Describe a data representation for representing entire games. Roughly speaking, a game is a tree of all potential moves in any state reachable from a given starting point. Assume that the starting point is a state in which all players have placed all their available penguins. Both the referee and the players can use this structure to check the validity of actions or plan ahead.

Such descriptions typically mix nglish and references to the data sub-language of your chosen programming language. Add a description of an external interface; this may look like the wish lists from Fundamentals I and II. Distinguish the two parts clearly.

The memo must not exceed two pages. Less is more.

Testing Task Create a test harness named xboard. The harness consumes its JSON input from STDIN and produces its results to STDOUT. Create three tests and place them in the specified folder.

The tests are formulated as pairs of files: <n>-in.json, the input, and <n>-out.json, the expected result, for an integer <n> greater or equal to 1.

Its inputs is an object with two fields:


    Board-Posn is

      { "position" : Position,

        "board" : Board}


    Board is a JSON array of JSON arrays where each element is

    either 0 or a number between 1 and 5.

    The size of the board may not exceed a total of 25 spots.

    INTERPRETATION A 0 denotes a hole in the board configuration.
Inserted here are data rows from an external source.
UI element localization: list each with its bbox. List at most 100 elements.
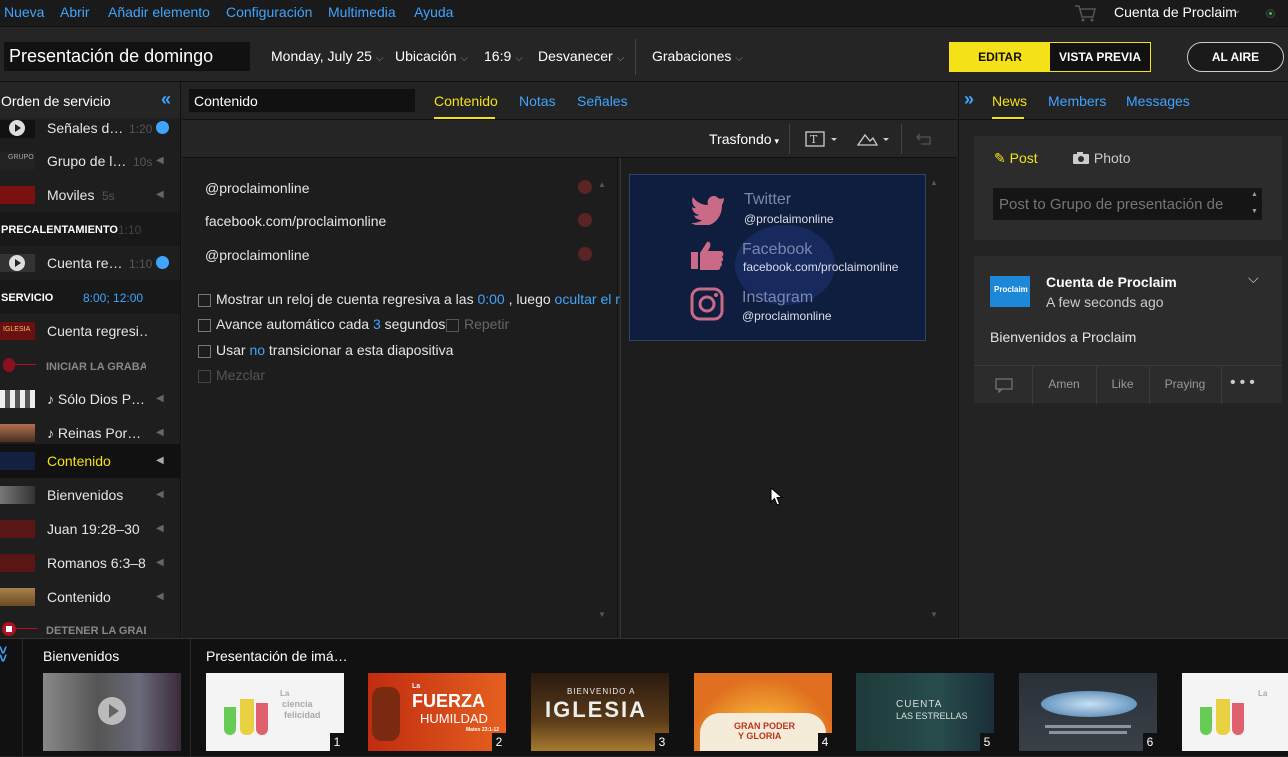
presentation-title-input[interactable]	[4, 42, 250, 71]
tab-content[interactable]: Contenido	[434, 93, 498, 109]
scroll-down-icon[interactable]: ▼	[598, 610, 606, 619]
service-item[interactable]: Juan 19:28–30 ◀	[0, 512, 180, 546]
service-item[interactable]: Moviles 5s ◀	[0, 178, 180, 212]
remove-line-icon[interactable]	[578, 247, 592, 261]
section-header-service[interactable]: SERVICIO 8:00; 12:00	[0, 280, 180, 314]
comment-icon[interactable]	[995, 378, 1013, 393]
stop-recording-item[interactable]: DETENER LA GRABACIÓN	[0, 612, 180, 638]
current-item-label: Bienvenidos	[43, 648, 120, 664]
remove-line-icon[interactable]	[578, 180, 592, 194]
tab-signals[interactable]: Señales	[577, 93, 628, 109]
item-name-input[interactable]	[189, 89, 415, 112]
service-item[interactable]: Bienvenidos ◀	[0, 478, 180, 512]
slide-thumb[interactable]: La	[1182, 673, 1288, 751]
countdown-checkbox[interactable]	[198, 294, 211, 307]
item-label: Contenido	[47, 453, 111, 469]
tab-news[interactable]: News	[992, 93, 1027, 109]
repeat-checkbox[interactable]	[446, 319, 459, 332]
menu-media[interactable]: Multimedia	[328, 4, 396, 20]
edit-button[interactable]: EDITAR	[950, 43, 1050, 71]
shuffle-checkbox[interactable]	[198, 370, 211, 383]
countdown-time-link[interactable]: 0:00	[477, 291, 504, 307]
transition-checkbox[interactable]	[198, 345, 211, 358]
menu-bar: Nueva Abrir Añadir elemento Configuració…	[0, 0, 1288, 26]
service-item[interactable]: Contenido ◀	[0, 580, 180, 614]
service-item[interactable]: Cuenta re… 1:10	[0, 246, 180, 280]
slide-thumb[interactable]: CUENTA LAS ESTRELLAS 5	[856, 673, 994, 751]
section-label: SERVICIO	[1, 292, 54, 304]
scroll-down-icon[interactable]: ▼	[930, 610, 938, 619]
date-dropdown[interactable]: Monday, July 25 ⌵	[271, 48, 384, 64]
news-panel: » News Members Messages ✎ Post Photo ▲ ▼…	[958, 82, 1288, 638]
advance-seconds-link[interactable]: 3	[373, 316, 381, 332]
chevron-down-icon[interactable]: ⌵	[1248, 270, 1259, 287]
countdown-text: Mostrar un reloj de cuenta regresiva a l…	[216, 291, 474, 307]
auto-advance-checkbox[interactable]	[198, 319, 211, 332]
social-line-instagram[interactable]: @proclaimonline	[205, 247, 309, 263]
slide-thumb[interactable]: 6	[1019, 673, 1157, 751]
undo-icon[interactable]	[915, 130, 935, 148]
tab-members[interactable]: Members	[1048, 93, 1106, 109]
start-recording-item[interactable]: INICIAR LA GRABACIÓN	[0, 348, 180, 382]
background-dropdown[interactable]: Trasfondo ▾	[709, 131, 779, 147]
slide-thumb[interactable]: GRAN PODER Y GLORIA 4	[694, 673, 832, 751]
like-button[interactable]: Like	[1096, 377, 1149, 391]
amen-button[interactable]: Amen	[1032, 377, 1096, 391]
menu-settings[interactable]: Configuración	[226, 4, 312, 20]
feed-author: Cuenta de Proclaim	[1046, 274, 1177, 290]
service-order-sidebar: Orden de servicio « Señales d… 1:20 GRUP…	[0, 82, 181, 638]
service-item-selected[interactable]: Contenido ◀	[0, 444, 180, 478]
item-duration: 1:20	[129, 122, 153, 136]
menu-help[interactable]: Ayuda	[414, 4, 453, 20]
service-item[interactable]: Señales d… 1:20	[0, 110, 180, 144]
location-dropdown[interactable]: Ubicación ⌵	[395, 48, 468, 64]
slide-preview[interactable]: Twitter @proclaimonline Facebook faceboo…	[629, 174, 926, 341]
collapse-left-icon[interactable]: «	[161, 89, 171, 110]
menu-open[interactable]: Abrir	[60, 4, 90, 20]
ratio-dropdown[interactable]: 16:9 ⌵	[484, 48, 523, 64]
go-live-button[interactable]: AL AIRE	[1187, 42, 1284, 72]
service-item[interactable]: Romanos 6:3–8 ◀	[0, 546, 180, 580]
more-icon[interactable]: •••	[1230, 374, 1259, 392]
current-item-thumb[interactable]	[43, 673, 181, 751]
play-icon[interactable]	[156, 121, 169, 134]
scroll-up-icon[interactable]: ▲	[930, 178, 938, 187]
social-line-facebook[interactable]: facebook.com/proclaimonline	[205, 213, 386, 229]
svg-text:T: T	[810, 133, 818, 146]
slide-thumb[interactable]: BIENVENIDO A IGLESIA 3	[531, 673, 669, 751]
slide-number: 5	[980, 733, 994, 751]
collapse-down-icon[interactable]: ˅ ˅	[0, 643, 7, 665]
service-item[interactable]: IGLESIA Cuenta regresi…	[0, 314, 180, 348]
social-line-twitter[interactable]: @proclaimonline	[205, 180, 309, 196]
expand-right-icon[interactable]: »	[964, 89, 974, 110]
play-icon[interactable]	[156, 256, 169, 269]
preview-button[interactable]: VISTA PREVIA	[1050, 43, 1150, 71]
menu-add-item[interactable]: Añadir elemento	[108, 4, 210, 20]
recordings-dropdown[interactable]: Grabaciones ⌵	[652, 48, 743, 64]
slide-thumb[interactable]: La FUERZA HUMILDAD Mateo 23:1-12 2	[368, 673, 506, 751]
slide-text: FUERZA	[412, 691, 485, 711]
service-item[interactable]: GRUPO Grupo de l… 10s ◀	[0, 144, 180, 178]
chevron-down-icon: ⌵	[616, 53, 625, 64]
post-input[interactable]	[993, 188, 1262, 220]
slide-thumb[interactable]: La ciencia felicidad 1	[206, 673, 344, 751]
remove-line-icon[interactable]	[578, 213, 592, 227]
photo-tab[interactable]: Photo	[1072, 150, 1130, 166]
service-item[interactable]: ♪ Sólo Dios P… ◀	[0, 382, 180, 416]
scroll-down-icon[interactable]: ▼	[1251, 208, 1258, 215]
menu-new[interactable]: Nueva	[4, 4, 44, 20]
praying-button[interactable]: Praying	[1149, 377, 1221, 391]
image-icon[interactable]	[856, 130, 890, 148]
tab-notes[interactable]: Notas	[519, 93, 556, 109]
section-header-warmup[interactable]: PRECALENTAMIENTO 1:10	[0, 212, 180, 246]
post-tab[interactable]: ✎ Post	[994, 150, 1038, 167]
transition-type-link[interactable]: no	[249, 342, 265, 358]
account-menu[interactable]: Cuenta de Proclaim	[1114, 4, 1237, 20]
text-box-icon[interactable]: T	[804, 130, 838, 148]
scroll-up-icon[interactable]: ▲	[1251, 191, 1258, 198]
scroll-up-icon[interactable]: ▲	[598, 180, 606, 189]
tab-messages[interactable]: Messages	[1126, 93, 1190, 109]
countdown-hide-link[interactable]: ocultar el re	[555, 291, 628, 307]
cart-icon[interactable]	[1073, 3, 1097, 23]
transition-dropdown[interactable]: Desvanecer ⌵	[538, 48, 624, 64]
All other

    numbers specify the number of fish displayed on the tile.


    Position is a JSON array that contains two natural numbers:


    INTERPRETATION The position uses the computer graphics coordinate system

      meaning the Y axis points downwards. The position refers to a tile with at least one fish on it.

Its expected outputs is the number of tiles on the board that can be reached from the specified position.
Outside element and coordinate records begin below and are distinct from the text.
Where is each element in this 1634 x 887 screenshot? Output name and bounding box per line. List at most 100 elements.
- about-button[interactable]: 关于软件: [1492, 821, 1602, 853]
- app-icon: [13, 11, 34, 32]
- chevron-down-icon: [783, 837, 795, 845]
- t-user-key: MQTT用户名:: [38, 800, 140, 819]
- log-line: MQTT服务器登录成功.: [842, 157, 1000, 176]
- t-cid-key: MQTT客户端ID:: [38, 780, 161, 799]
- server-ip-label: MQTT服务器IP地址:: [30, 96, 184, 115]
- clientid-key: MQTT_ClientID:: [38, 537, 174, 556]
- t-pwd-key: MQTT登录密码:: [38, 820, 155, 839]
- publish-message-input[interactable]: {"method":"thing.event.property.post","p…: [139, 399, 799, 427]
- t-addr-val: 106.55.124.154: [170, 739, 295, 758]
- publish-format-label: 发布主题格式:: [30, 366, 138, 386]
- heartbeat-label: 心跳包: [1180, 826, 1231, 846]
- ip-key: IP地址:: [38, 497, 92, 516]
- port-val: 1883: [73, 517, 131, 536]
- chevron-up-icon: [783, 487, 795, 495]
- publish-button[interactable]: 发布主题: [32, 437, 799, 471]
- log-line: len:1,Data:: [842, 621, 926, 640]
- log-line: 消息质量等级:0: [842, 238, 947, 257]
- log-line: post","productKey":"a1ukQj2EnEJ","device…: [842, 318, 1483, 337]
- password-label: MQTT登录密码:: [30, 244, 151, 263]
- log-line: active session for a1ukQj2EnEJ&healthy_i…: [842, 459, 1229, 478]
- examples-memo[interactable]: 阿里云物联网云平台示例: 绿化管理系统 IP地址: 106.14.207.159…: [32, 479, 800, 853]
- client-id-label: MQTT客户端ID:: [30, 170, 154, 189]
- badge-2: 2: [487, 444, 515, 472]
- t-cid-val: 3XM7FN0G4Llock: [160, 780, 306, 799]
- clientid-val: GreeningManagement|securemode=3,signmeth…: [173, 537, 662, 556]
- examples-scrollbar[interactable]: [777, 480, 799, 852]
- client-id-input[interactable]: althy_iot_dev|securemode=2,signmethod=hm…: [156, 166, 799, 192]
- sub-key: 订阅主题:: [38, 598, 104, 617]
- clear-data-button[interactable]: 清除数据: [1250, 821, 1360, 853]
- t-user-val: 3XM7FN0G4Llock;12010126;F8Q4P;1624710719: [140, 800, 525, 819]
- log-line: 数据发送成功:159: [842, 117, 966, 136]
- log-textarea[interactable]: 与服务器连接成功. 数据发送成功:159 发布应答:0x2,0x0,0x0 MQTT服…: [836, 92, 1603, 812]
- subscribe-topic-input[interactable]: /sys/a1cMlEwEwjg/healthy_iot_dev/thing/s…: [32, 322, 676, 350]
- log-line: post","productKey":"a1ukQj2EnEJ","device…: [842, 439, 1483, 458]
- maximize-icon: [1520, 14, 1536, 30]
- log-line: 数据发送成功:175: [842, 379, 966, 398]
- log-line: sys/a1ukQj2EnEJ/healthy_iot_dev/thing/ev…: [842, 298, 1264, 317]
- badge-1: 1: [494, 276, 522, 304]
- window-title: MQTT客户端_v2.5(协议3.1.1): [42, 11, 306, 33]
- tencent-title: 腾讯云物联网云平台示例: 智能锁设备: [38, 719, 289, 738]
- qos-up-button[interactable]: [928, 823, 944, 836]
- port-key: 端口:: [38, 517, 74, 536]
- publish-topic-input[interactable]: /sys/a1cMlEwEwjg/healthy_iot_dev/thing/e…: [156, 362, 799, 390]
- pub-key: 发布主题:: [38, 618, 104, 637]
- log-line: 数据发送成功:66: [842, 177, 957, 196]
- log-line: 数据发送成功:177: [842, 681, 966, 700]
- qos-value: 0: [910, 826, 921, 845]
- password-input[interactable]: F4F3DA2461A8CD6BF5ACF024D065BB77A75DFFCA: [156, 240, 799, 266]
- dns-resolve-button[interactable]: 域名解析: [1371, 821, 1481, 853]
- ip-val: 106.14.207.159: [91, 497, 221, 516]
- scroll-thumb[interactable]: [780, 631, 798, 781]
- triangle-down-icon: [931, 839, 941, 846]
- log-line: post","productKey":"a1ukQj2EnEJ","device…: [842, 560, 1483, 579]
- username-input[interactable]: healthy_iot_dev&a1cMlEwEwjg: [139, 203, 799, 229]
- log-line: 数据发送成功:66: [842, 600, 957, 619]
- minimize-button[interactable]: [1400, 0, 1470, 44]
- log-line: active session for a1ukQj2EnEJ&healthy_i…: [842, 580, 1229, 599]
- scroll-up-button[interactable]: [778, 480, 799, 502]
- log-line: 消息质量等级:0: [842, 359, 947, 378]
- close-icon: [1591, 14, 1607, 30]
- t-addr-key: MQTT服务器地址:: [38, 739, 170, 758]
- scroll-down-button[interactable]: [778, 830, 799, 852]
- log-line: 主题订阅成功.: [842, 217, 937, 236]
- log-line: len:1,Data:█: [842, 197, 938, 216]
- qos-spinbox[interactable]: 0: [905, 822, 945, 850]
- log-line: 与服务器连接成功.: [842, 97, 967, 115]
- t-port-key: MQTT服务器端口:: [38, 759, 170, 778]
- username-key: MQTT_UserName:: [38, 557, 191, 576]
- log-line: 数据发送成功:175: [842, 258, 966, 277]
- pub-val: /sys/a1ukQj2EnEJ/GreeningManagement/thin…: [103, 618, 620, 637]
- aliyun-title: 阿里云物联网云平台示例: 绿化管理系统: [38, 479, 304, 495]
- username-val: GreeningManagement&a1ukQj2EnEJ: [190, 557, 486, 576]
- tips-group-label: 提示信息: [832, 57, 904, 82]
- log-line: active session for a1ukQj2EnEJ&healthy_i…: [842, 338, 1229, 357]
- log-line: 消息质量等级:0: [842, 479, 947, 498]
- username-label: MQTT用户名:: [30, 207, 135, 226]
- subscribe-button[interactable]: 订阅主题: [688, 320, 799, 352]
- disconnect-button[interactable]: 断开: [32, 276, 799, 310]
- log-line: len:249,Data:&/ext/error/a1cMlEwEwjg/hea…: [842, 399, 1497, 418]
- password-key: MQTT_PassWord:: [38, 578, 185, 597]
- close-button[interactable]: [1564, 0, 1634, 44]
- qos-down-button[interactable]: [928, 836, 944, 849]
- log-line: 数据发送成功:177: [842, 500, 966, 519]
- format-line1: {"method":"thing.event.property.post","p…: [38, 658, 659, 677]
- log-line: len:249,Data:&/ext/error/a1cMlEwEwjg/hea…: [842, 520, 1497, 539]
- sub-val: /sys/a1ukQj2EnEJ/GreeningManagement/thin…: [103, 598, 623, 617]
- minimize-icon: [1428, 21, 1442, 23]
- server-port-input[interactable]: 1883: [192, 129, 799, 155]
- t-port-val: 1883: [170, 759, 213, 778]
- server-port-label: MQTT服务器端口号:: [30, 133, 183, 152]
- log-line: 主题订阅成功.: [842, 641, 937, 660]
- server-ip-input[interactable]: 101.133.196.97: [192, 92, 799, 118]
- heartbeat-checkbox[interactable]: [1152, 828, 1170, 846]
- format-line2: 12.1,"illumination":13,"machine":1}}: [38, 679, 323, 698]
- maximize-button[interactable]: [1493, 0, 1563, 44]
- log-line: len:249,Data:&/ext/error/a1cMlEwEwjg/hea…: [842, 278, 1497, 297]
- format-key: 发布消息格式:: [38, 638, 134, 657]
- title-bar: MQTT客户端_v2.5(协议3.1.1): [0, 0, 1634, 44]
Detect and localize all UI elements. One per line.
Since boards with hexagonal tiles are somewhat unusual, here are two examples that graphically explain how JSON board specifications are interpreted:





Both sample inputs specify the top-most, left-most position as the one to analyze.

Well-formed and Valid You may assume that all inputs for your test harnesses will be well-formed JSON and valid according to the homework descriptions. As a reminder, a well-formed Position would be [1001,2], but it would be invalid for the above boards; [0,1] would be well-formed and valid for both of these boards.

Beyond integeration testing, we should eventually move to stress testing. The course will touch on this idea in November or December.

Pedagogy Besides unit tests, multi-component projects also need integration tests. Such tests compose several components and run tests on the composite that exercise functions across the components. This task is a lightweight illustration of this idea.

Some of you may not have pruned straight lines at holes in the board or even avatars on the board (though that is not a part of the board data representation anyways). For the grading of 2 — The Game Pieces this does not make a difference. But, for this testing task, it does. Please see the revision of Fish.

You will have to add code to deal with the (de)serialization between your chosen data representation and JSON.

When a milestone assignment requests such test harnesses, you should not need—but you may have—to modify the core functionality from the previous milestone. Instead, it may suffice to bridge the gap between the external data representation and your internal one within the test harness. This second option tends to be better than changing your code because you don’t run into danger of upsetting well-tested logic.

Like unit tests, an integration test may check properties of expected outcomes, instead of the complete outcome.

You may wish to place unit tests into Other/ if your chosen programming language does not permit co-mingling tests with the code for xboard within 3.